Selkirk RCMP Insp. Al Hofland agreed and said working with the city and the public is the best way to approach policing.
“From the RCMP perspective, community consultation is so important; going at it alone doesn’t make any sense. We’re accountable to the taxpayers in how we go about doing our business,” Hofland said.
Selkirk Mayor Larry Johannson said engaging the community in shaping our future is a priority in the city’s Strategic Plan, as is creating a vibrant, safe and healthy community.
“The World Café is a fantastic opportunity to bring all agencies together to continue down the path of making Selkirk a safer community. We’ve made great strides in recent years, because we’ve got a plan in place and I think it’s crucial to that plan’s success to include the public,” Johannson said.
“The success of these events improves every year, with more and more people coming out to attend and take ownership of their community. I think people want to be involved, they want to have a say, and that’s what the World Café is all about.”
The World Café will begin at 6 p.m., Thorne said, with booths set up around the perimeter of the Banquet Hall. Groups including the city, Selkirk RCMP, Citizens on Patrol Program, Selkirk Bear Clan, Citizens for a Safer Selkirk, Victim Services, Selkirk Team for at Risk Teens , Interlake Sexual Exploitation Educators) and Public Safety Investigations will be there to speak to the public.

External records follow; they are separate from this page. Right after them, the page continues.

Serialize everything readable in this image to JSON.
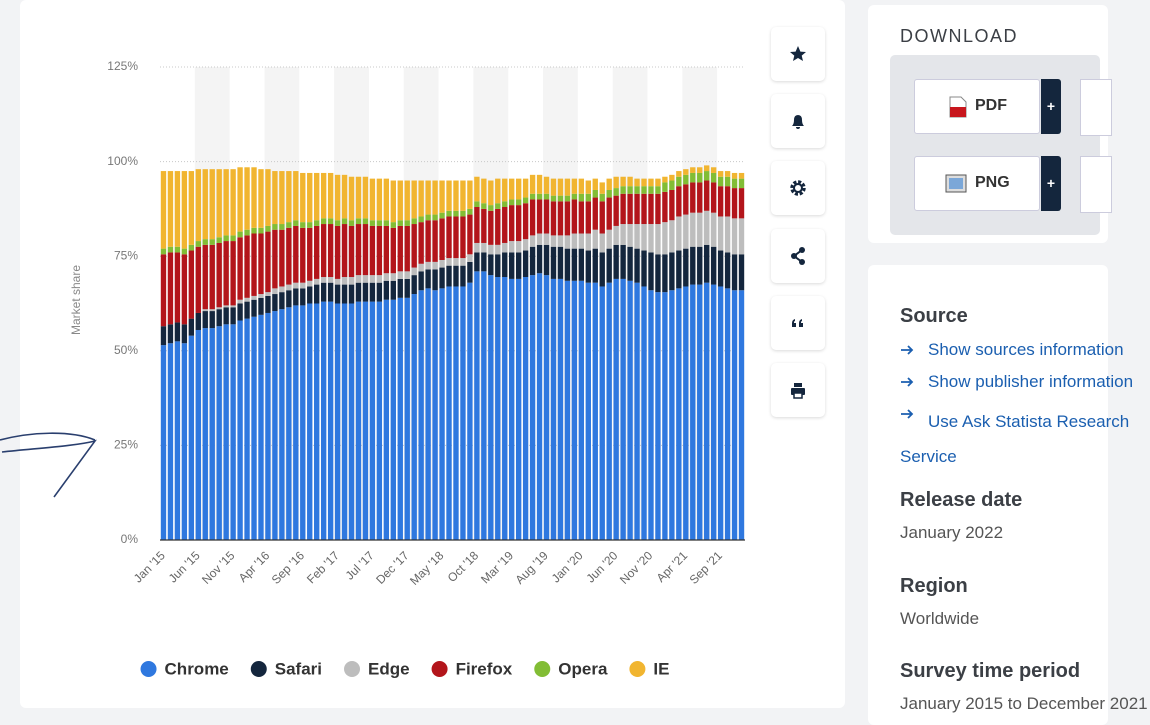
{
  "chart_data": {
    "type": "stacked-bar",
    "y_label": "Market share",
    "categories": [
      "Jan '15",
      null,
      null,
      null,
      null,
      "Jun '15",
      null,
      null,
      null,
      null,
      "Nov '15",
      null,
      null,
      null,
      null,
      "Apr '16",
      null,
      null,
      null,
      null,
      "Sep '16",
      null,
      null,
      null,
      null,
      "Feb '17",
      null,
      null,
      null,
      null,
      "Jul '17",
      null,
      null,
      null,
      null,
      "Dec '17",
      null,
      null,
      null,
      null,
      "May '18",
      null,
      null,
      null,
      null,
      "Oct '18",
      null,
      null,
      null,
      null,
      "Mar '19",
      null,
      null,
      null,
      null,
      "Aug '19",
      null,
      null,
      null,
      null,
      "Jan '20",
      null,
      null,
      null,
      null,
      "Jun '20",
      null,
      null,
      null,
      null,
      "Nov '20",
      null,
      null,
      null,
      null,
      "Apr '21",
      null,
      null,
      null,
      null,
      "Sep '21",
      null,
      null,
      null
    ],
    "series": [
      {
        "name": "Chrome",
        "color": "#2f78df",
        "values": [
          51.5,
          52,
          52.5,
          52,
          54,
          55.5,
          56,
          56,
          56.5,
          57,
          57,
          58,
          58.5,
          59,
          59.5,
          60,
          60.5,
          61,
          61.5,
          62,
          62,
          62.5,
          62.5,
          63,
          63,
          62.5,
          62.5,
          62.5,
          63,
          63,
          63,
          63,
          63.5,
          63.5,
          64,
          64,
          65,
          66,
          66.5,
          66,
          66.5,
          67,
          67,
          67,
          68,
          71,
          71,
          70,
          69.5,
          69.5,
          69,
          69,
          69.5,
          70,
          70.5,
          70,
          69,
          69,
          68.5,
          68.5,
          68.5,
          68,
          68,
          67,
          68,
          69,
          69,
          68.5,
          68,
          67,
          66,
          65.5,
          65.5,
          66,
          66.5,
          67,
          67.5,
          67.5,
          68,
          67.5,
          67,
          66.5,
          66,
          66
        ]
      },
      {
        "name": "Safari",
        "color": "#14263d",
        "values": [
          5,
          5,
          5,
          5,
          4.5,
          4.5,
          4.5,
          4.5,
          4.5,
          4.5,
          4.5,
          4.5,
          4.5,
          4.5,
          4.5,
          4.5,
          4.5,
          4.5,
          4.5,
          4.5,
          4.5,
          4.5,
          5,
          5,
          5,
          5,
          5,
          5,
          5,
          5,
          5,
          5,
          5,
          5,
          5,
          5,
          5,
          5,
          5,
          5.5,
          5.5,
          5.5,
          5.5,
          5.5,
          5.5,
          5,
          5,
          5.5,
          6,
          6.5,
          7,
          7,
          7,
          7.5,
          7.5,
          8,
          8.5,
          8.5,
          8.5,
          8.5,
          8.5,
          8.5,
          9,
          9,
          9,
          9,
          9,
          9,
          9,
          9.5,
          10,
          10,
          10,
          10,
          10,
          10,
          10,
          10,
          10,
          10,
          9.5,
          9.5,
          9.5,
          9.5
        ]
      },
      {
        "name": "Edge",
        "color": "#bdbdbd",
        "values": [
          0,
          0,
          0,
          0,
          0,
          0,
          0.5,
          0.5,
          0.5,
          0.5,
          0.5,
          1,
          1,
          1,
          1,
          1,
          1.5,
          1.5,
          1.5,
          1.5,
          1.5,
          1.5,
          1.5,
          1.5,
          1.5,
          1.5,
          2,
          2,
          2,
          2,
          2,
          2,
          2,
          2,
          2,
          2,
          2,
          2,
          2,
          2,
          2,
          2,
          2,
          2,
          2,
          2.5,
          2.5,
          2.5,
          2.5,
          2.5,
          3,
          3,
          3,
          3,
          3,
          3,
          3,
          3,
          3.5,
          4,
          4,
          4.5,
          5,
          5,
          5,
          5,
          5.5,
          6,
          6.5,
          7,
          7.5,
          8,
          8.5,
          8.5,
          9,
          9,
          9,
          9,
          9,
          9,
          9,
          9.5,
          9.5,
          9.5
        ]
      },
      {
        "name": "Firefox",
        "color": "#b3151b",
        "values": [
          19,
          19,
          18.5,
          18.5,
          18,
          17.5,
          17,
          17,
          17,
          17,
          17,
          16.5,
          16.5,
          16.5,
          16,
          16,
          15.5,
          15,
          15,
          15,
          14.5,
          14,
          14,
          14,
          14,
          14,
          14,
          13.5,
          13.5,
          13.5,
          13,
          13,
          12.5,
          12,
          12,
          12,
          11.5,
          11,
          11,
          11,
          11,
          11,
          11,
          11,
          10.5,
          9.5,
          9,
          9,
          9.5,
          9.5,
          9.5,
          9.5,
          9.5,
          9.5,
          9,
          9,
          9,
          9,
          9,
          9,
          8.5,
          8.5,
          8.5,
          8.5,
          8.5,
          8,
          8,
          8,
          8,
          8,
          8,
          8,
          8,
          8,
          8,
          8,
          8,
          8,
          8,
          8,
          8,
          8,
          8,
          8
        ]
      },
      {
        "name": "Opera",
        "color": "#82bd35",
        "values": [
          1.5,
          1.5,
          1.5,
          1.5,
          1.5,
          1.5,
          1.5,
          1.5,
          1.5,
          1.5,
          1.5,
          1.5,
          1.5,
          1.5,
          1.5,
          1.5,
          1.5,
          1.5,
          1.5,
          1.5,
          1.5,
          1.5,
          1.5,
          1.5,
          1.5,
          1.5,
          1.5,
          1.5,
          1.5,
          1.5,
          1.5,
          1.5,
          1.5,
          1.5,
          1.5,
          1.5,
          1.5,
          1.5,
          1.5,
          1.5,
          1.5,
          1.5,
          1.5,
          1.5,
          1.5,
          1.5,
          1.5,
          1.5,
          1.5,
          1.5,
          1.5,
          1.5,
          1.5,
          1.5,
          1.5,
          1.5,
          1.5,
          1.5,
          1.5,
          1.5,
          2,
          2,
          2,
          2,
          2,
          2,
          2,
          2,
          2,
          2,
          2,
          2,
          2.5,
          2.5,
          2.5,
          2.5,
          2.5,
          2.5,
          2.5,
          2.5,
          2.5,
          2.5,
          2.5,
          2.5
        ]
      },
      {
        "name": "IE",
        "color": "#f1b530",
        "values": [
          20.5,
          20,
          20,
          20.5,
          19.5,
          19,
          18.5,
          18.5,
          18,
          17.5,
          17.5,
          17,
          16.5,
          16,
          15.5,
          15,
          14,
          14,
          13.5,
          13,
          13,
          13,
          12.5,
          12,
          12,
          12,
          11.5,
          11.5,
          11,
          11,
          11,
          11,
          11,
          11,
          10.5,
          10.5,
          10,
          9.5,
          9,
          9,
          8.5,
          8,
          8,
          8,
          7.5,
          6.5,
          6.5,
          6.5,
          6.5,
          6,
          5.5,
          5.5,
          5,
          5,
          5,
          4.5,
          4.5,
          4.5,
          4.5,
          4,
          4,
          3.5,
          3,
          3,
          3,
          3,
          2.5,
          2.5,
          2,
          2,
          2,
          2,
          1.5,
          1.5,
          1.5,
          1.5,
          1.5,
          1.5,
          1.5,
          1.5,
          1.5,
          1.5,
          1.5,
          1.5
        ]
      }
    ],
    "ylim": [
      0,
      125
    ],
    "yticks": [
      {
        "value": 0,
        "label": "0%"
      },
      {
        "value": 25,
        "label": "25%"
      },
      {
        "value": 50,
        "label": "50%"
      },
      {
        "value": 75,
        "label": "75%"
      },
      {
        "value": 100,
        "label": "100%"
      },
      {
        "value": 125,
        "label": "125%"
      }
    ],
    "grid": true,
    "legend": "bottom"
  },
  "download": {
    "title": "DOWNLOAD",
    "buttons": [
      {
        "label": "PDF",
        "plus": "+"
      },
      {
        "label": "PNG",
        "plus": "+"
      }
    ]
  },
  "info": {
    "source": "Source",
    "links": [
      "Show sources information",
      "Show publisher information",
      "Use Ask Statista Research Service"
    ],
    "release_label": "Release date",
    "release": "January 2022",
    "region_label": "Region",
    "region": "Worldwide",
    "period_label": "Survey time period",
    "period": "January 2015 to December 2021"
  }
}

Those in attendance will then take a seat and Insp. Hofland will address the crowd and talk about his position and the Selkirk detachment before getting everyone to break off into small groups. He will then ask the groups to brainstorm and come up with their Top 3 policing priorities.
The groups will have about 15 minutes before one representative from each group will present their top three to the rest of the crowd.
From there, strategic priorities will be identified. Everyone is welcome to attend.